Disclaimer: First time I use Prometheus.
I am trying to send a Slack notification every time a Job ends successfully.
To achieve this, I installed kube-state-metrics, Prometheus and AlertManager.
Then I created the following rule:
rules:
- alert: KubeJobCompleted
annotations:
identifier: '{{ $labels.instance }}'
summary: Job Completed Successfully
description: Job *{{ $labels.namespace }}/{{ $labels.job_name }}* is completed successfully.
expr: |
kube_job_spec_completions{job="kube-state-metrics"} - kube_job_status_succeeded{job="kube-state-metrics"} == 0
labels:
severity: information
And added the AlertManager receiver text (template) :
{{ define "custom_slack_message" }}
{{ range .Alerts }}
{{ .Annotations.description }}
{{ end }}
{{ end }}
My current result: Everytime a new job completes successfully, I receive a Slack notification with the list of all Job that completed successfully.

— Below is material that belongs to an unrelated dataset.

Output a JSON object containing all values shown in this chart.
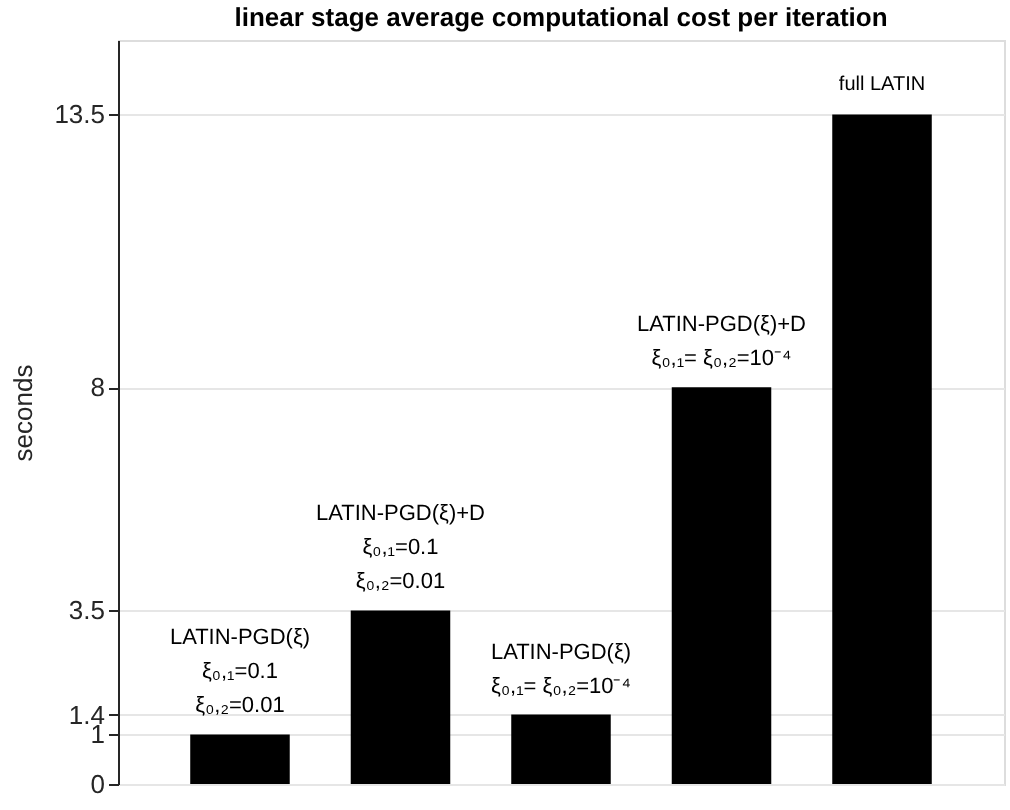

I don't mind receiving the whole list at first but after that I would like to receive notifications that contain only the newly completed job(s) in the specified group interval.
Is it possible?
I ended up using kube_job_status_completion_time and time() to dismiss past events (avoid refiring event upon repeat time).
rules:
- alert: KubeJobCompleted
annotations:
identifier: '{{ $labels.instance }}'
summary: Job Completed Successfully
description: Job *{{ $labels.namespace }}/{{ $labels.job_name }}* is completed successfully.
expr: |
time() - kube_job_status_completion_time < 60 and kube_job_spec_completions{job="kube-state-metrics"} - kube_job_status_succeeded{job="kube-state-metrics"} == 0
labels:
severity: information
Just add extra rule which will just display last completed job(s):
line: for: <10m>
- which will list just lastly completed job(s) in 10 minutes:
rules:
- alert: KubeJobCompleted
annotations:
identifier: '{{ $labels.instance }}'
summary: Job Completed Successfully
description: Job *{{ $labels.namespace }}/{{ $labels.job_name }}* is completed successfully.
expr: |
kube_job_spec_completions{job="kube-state-metrics"} - kube_job_status_succeeded{job="kube-state-metrics"} == 0
for: 10m
labels:
severity: information